The Drama of Rhetoric which was demanded by the physical conditions of the Elizabethan stage survived the Restoration and did not die until the day of Addison's Cato. Imitations of it have even struggled on the stage within the nineteenth century. The Virginius of Sheridan Knowles and the Richelieu of Bulwer-Lytton were both framed upon the Elizabethan model, and carried the platform drama down to recent times. But though traces of the platform drama still exist, the period of its pristine vigor terminated with the closing of the theatres in 1642.
When the drama was resumed in 1660, the physical conditions of the theatre underwent a material change. At this time two great play-houses were chartered,—the King's Theatre in Drury Lane, and the Duke of York's Theatre in Lincoln's Inn Fields.
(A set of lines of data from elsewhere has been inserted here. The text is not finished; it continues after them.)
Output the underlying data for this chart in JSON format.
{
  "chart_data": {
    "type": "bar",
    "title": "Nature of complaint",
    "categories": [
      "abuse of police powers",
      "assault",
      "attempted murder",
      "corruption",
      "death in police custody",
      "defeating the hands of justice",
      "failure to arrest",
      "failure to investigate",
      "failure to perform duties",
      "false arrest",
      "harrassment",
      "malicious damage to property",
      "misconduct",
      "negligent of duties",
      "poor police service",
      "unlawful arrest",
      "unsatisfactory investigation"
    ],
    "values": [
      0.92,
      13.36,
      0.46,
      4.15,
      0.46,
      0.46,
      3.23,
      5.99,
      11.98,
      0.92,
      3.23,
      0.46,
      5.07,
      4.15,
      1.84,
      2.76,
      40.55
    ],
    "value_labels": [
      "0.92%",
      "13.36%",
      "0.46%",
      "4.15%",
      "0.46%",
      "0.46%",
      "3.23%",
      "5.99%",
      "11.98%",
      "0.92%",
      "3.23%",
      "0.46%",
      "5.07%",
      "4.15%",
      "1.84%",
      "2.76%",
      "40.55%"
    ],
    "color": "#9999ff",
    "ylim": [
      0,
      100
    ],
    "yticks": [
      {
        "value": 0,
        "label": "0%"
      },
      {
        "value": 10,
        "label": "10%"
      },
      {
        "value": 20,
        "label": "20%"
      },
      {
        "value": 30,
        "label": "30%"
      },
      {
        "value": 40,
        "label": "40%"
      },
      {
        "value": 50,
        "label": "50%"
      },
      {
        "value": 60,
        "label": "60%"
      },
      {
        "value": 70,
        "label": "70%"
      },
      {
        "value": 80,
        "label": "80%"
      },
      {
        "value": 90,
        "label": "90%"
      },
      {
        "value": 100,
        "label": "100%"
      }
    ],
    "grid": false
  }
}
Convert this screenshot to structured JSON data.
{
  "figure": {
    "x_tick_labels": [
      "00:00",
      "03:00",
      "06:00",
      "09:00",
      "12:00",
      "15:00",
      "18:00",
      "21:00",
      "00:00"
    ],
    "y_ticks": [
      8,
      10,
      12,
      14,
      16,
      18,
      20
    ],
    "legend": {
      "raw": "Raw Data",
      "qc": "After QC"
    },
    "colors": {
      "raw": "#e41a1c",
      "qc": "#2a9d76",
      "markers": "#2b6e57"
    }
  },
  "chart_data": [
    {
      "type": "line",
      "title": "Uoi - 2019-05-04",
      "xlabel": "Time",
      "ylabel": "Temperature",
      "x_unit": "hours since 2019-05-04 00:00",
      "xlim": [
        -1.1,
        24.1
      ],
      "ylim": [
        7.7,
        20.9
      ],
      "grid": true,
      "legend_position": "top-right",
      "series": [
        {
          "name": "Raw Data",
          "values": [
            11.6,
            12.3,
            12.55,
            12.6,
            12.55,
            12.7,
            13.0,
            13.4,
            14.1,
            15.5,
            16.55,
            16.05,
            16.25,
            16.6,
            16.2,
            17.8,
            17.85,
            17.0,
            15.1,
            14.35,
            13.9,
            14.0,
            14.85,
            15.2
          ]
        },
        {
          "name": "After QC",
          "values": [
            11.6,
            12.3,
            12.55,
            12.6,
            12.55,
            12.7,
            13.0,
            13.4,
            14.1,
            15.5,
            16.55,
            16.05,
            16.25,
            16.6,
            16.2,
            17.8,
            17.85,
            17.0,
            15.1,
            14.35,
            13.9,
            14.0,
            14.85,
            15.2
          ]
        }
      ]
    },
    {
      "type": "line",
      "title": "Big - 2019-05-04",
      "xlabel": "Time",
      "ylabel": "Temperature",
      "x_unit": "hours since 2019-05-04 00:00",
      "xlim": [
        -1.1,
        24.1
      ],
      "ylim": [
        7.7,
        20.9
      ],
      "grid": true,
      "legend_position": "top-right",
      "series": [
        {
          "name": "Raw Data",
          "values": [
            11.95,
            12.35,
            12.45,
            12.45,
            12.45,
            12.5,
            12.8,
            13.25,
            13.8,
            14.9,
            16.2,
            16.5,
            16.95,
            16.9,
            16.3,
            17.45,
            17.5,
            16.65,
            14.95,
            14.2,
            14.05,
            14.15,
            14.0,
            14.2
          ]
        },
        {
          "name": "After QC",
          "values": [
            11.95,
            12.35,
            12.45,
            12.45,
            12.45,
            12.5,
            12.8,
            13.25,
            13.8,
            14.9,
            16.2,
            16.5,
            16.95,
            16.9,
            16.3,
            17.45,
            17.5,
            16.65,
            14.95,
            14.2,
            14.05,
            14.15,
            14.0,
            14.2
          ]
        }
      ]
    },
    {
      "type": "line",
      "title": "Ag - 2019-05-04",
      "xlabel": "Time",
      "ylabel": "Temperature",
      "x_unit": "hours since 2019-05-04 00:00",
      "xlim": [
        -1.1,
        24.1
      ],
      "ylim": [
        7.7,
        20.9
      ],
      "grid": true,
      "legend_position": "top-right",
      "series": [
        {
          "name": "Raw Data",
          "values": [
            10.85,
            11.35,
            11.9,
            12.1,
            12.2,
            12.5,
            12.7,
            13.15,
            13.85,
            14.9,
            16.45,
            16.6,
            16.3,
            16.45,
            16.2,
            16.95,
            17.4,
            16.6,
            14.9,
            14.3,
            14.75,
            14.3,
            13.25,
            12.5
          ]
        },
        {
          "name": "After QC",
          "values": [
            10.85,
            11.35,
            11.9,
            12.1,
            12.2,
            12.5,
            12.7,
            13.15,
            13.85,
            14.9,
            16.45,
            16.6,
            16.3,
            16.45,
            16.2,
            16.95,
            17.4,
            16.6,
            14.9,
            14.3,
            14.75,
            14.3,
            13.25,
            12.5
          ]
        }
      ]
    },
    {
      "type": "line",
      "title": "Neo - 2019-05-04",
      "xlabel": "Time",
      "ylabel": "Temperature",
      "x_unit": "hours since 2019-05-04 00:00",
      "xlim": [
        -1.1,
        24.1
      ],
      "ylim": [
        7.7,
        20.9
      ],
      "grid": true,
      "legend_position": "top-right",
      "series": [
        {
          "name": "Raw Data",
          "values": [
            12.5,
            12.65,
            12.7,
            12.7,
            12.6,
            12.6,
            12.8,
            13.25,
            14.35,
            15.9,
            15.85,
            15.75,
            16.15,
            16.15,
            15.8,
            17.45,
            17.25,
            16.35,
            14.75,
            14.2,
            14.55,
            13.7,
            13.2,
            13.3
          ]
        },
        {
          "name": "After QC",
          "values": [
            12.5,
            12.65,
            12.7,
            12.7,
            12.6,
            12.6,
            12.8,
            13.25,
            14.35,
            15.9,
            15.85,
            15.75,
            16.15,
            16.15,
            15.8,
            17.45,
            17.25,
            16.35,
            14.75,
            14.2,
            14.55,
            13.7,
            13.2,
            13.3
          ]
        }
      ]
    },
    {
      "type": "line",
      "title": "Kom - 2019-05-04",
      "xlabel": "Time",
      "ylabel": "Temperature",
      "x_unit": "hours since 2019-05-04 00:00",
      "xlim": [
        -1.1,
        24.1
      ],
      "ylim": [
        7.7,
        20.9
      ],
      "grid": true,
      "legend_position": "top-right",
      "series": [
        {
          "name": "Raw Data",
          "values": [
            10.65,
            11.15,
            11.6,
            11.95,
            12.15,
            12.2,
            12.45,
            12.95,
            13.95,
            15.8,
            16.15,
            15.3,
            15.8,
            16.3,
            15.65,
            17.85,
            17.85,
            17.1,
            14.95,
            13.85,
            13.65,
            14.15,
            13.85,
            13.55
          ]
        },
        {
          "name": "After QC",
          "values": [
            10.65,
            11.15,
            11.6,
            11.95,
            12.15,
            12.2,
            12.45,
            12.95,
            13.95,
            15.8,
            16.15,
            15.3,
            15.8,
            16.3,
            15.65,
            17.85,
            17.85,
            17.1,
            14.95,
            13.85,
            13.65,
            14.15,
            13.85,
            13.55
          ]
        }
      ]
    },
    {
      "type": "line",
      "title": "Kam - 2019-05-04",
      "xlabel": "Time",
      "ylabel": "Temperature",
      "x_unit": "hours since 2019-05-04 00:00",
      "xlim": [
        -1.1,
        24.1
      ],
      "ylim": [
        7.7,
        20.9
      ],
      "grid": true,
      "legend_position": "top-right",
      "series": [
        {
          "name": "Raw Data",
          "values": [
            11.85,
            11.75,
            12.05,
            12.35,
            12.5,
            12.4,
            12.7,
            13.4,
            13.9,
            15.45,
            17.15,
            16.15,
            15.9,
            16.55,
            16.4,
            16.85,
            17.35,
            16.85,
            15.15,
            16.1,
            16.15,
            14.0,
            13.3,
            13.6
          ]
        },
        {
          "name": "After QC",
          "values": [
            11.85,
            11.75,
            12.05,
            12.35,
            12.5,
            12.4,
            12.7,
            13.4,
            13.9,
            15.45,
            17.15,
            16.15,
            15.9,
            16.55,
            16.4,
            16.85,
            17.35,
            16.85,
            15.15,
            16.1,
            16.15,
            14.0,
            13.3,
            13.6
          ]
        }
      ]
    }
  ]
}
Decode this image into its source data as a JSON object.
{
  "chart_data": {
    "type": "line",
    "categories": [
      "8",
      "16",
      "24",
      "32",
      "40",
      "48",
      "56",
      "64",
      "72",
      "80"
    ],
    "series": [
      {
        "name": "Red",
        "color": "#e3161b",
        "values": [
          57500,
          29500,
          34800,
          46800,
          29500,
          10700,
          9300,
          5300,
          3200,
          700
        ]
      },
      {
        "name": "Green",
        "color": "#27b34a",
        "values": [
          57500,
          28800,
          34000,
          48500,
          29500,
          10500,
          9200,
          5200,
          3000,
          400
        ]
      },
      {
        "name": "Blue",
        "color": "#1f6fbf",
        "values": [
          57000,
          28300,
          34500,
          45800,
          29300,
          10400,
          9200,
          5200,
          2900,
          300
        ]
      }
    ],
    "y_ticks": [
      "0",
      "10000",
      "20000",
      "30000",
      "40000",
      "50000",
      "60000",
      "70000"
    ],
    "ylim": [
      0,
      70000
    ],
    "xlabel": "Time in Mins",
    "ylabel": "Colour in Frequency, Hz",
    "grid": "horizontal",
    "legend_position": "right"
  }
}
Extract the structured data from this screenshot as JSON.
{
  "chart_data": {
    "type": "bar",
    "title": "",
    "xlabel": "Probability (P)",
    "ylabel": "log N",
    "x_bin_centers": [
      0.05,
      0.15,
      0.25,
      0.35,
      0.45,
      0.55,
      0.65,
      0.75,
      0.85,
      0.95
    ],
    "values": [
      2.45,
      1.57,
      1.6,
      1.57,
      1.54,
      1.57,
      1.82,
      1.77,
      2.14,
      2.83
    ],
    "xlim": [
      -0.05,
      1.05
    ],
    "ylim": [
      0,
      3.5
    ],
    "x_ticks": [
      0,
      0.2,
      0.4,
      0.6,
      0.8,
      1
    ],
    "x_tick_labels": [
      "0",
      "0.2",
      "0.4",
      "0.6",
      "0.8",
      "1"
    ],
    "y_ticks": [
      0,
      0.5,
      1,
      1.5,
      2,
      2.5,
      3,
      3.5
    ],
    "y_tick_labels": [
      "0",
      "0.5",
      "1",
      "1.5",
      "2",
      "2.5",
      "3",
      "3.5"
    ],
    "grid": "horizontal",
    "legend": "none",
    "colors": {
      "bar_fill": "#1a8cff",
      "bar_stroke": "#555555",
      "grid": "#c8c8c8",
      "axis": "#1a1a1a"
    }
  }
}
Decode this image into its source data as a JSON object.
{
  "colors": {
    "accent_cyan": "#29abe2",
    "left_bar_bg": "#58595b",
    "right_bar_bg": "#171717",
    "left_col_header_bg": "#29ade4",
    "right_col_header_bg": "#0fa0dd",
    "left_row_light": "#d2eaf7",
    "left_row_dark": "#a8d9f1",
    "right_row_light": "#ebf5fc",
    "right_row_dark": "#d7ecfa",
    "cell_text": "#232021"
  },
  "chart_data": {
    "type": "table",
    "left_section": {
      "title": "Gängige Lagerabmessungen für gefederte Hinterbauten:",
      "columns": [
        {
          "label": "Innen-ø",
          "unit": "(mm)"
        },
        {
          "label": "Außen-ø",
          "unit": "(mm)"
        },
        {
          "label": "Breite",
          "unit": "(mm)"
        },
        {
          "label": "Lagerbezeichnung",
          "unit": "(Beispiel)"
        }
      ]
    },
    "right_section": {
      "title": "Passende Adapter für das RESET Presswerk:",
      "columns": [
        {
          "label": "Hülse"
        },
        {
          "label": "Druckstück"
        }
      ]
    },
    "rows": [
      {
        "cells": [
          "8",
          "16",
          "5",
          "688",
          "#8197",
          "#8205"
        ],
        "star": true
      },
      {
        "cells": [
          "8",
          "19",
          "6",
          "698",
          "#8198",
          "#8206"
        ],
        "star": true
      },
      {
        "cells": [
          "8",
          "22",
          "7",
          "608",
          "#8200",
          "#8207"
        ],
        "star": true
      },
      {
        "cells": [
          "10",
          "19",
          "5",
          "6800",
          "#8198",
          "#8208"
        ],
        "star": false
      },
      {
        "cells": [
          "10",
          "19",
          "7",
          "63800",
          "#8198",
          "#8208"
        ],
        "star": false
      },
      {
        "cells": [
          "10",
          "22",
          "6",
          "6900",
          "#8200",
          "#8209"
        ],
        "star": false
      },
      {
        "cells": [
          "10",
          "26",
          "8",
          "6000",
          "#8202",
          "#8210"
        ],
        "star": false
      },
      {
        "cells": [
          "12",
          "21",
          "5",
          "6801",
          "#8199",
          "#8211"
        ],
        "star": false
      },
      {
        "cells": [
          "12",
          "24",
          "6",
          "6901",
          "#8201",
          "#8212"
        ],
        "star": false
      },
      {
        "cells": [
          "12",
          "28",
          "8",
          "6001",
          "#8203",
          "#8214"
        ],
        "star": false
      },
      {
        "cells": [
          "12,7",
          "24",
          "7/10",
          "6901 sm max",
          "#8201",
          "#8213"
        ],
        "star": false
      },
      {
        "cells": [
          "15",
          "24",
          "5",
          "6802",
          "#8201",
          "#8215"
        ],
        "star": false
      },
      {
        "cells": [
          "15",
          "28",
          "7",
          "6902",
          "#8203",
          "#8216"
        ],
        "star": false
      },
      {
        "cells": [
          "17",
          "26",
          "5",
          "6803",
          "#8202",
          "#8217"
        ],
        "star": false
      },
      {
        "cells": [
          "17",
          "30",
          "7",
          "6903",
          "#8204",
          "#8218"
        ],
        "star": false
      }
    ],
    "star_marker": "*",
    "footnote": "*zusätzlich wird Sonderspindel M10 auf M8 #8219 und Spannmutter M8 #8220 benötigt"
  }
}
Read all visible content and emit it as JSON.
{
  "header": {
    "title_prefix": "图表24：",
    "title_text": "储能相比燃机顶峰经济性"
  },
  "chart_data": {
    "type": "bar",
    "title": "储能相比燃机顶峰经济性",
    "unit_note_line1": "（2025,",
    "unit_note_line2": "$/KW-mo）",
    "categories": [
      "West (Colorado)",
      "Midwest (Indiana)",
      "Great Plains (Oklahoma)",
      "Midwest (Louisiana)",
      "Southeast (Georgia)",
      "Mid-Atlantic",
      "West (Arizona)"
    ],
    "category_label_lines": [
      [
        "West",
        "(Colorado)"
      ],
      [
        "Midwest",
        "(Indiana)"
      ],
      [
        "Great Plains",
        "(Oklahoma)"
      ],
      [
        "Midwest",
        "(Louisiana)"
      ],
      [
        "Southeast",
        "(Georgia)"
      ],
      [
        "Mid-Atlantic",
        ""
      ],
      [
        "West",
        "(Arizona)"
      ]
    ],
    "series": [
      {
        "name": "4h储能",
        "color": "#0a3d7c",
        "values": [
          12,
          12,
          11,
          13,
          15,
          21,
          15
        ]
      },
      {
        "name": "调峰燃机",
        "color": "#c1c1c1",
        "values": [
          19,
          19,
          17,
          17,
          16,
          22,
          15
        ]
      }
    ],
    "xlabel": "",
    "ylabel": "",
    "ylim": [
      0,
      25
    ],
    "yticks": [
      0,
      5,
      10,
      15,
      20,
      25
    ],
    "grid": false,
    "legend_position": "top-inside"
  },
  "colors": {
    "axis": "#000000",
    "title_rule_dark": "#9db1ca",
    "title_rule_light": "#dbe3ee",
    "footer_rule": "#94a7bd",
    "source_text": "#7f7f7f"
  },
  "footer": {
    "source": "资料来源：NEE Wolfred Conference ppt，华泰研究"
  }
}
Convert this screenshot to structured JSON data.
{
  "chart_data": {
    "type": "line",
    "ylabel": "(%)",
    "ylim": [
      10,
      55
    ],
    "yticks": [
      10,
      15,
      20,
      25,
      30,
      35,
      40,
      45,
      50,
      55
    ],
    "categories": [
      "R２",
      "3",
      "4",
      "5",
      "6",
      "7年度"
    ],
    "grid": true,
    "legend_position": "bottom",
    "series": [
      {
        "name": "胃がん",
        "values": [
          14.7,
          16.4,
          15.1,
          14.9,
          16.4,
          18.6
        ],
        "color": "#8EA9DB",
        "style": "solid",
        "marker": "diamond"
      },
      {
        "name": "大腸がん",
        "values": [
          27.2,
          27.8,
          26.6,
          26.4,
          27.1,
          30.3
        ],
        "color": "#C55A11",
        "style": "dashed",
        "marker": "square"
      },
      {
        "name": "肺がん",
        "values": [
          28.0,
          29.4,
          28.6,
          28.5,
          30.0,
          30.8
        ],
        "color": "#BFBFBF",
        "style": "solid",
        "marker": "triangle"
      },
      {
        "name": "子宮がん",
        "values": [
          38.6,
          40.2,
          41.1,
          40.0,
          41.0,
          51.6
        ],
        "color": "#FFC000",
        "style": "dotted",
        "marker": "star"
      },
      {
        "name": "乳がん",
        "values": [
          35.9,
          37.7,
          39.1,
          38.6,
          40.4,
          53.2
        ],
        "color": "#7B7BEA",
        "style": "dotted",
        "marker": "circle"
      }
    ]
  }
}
Thomas Killigrew, the manager of the Theatre Royal, was the first to introduce women actors on the stage; and parts which formerly had been played by boys were soon performed by actresses as moving as the great Elizabeth Barry. To William Davenant, the manager of the Duke's Theatre, belongs the credit for a still more important innovation. During the eighteen years when public dramatic performances had been prohibited, he had secured permission now and then to produce an opera upon a private stage. For these musical entertainments he took as a model the masques, or court celebrations, which had been the most popular form of private theatricals in the days of Elizabeth and James. It is well known that masques had been produced with elaborate scenic appointments even at a time when the professional stage was bare of scenery. While the theatres had been closed, Davenant had used scenery in his operas, to keep them out of the forbidden pale of professional plays; and now in 1660, when he came forth as a regular theatre manager, he continued to use scenery, and introduced it into the production of comedies and tragedies.
But the use of scenery was not the only innovation that carried the Restoration theatre far beyond its Elizabethan prototype. Play-houses were now regularly roofed; and the stage was artificially lighted by lamps. The shifting of scenery demanded the use of a curtain; and it became possible for the first time to disclose actors upon the stage and to leave them grouped before the audience at the end of an act.
All of these improvements rendered possible a closer approach to naturalness of representment than had ever been made before. Palaces and flowered meads, drawing-rooms and city streets, could now be suggested by actual scenery instead of by descriptive passages in the text. Costumes became appropriate, and properties were more nicely chosen to give a flavor of actuality to the scene. At the same time the platform receded, and the groundlings no longer stood about it on the sides. The gallants were banished from the stage, and the greater part of the audience was gathered directly in front of the actors. Some traces of the former platform system, however, still remained. In front of the curtain, the stage projected into a wide "apron," as it was called, lined on either side by boxes filled with spectators; and the house was so inadequately lighted that almost all the acting had to be done within the focus of the footlights. After the curtain rose, the actors advanced into this projecting "apron" and performed the main business of the act beyond the range of scenery and furniture.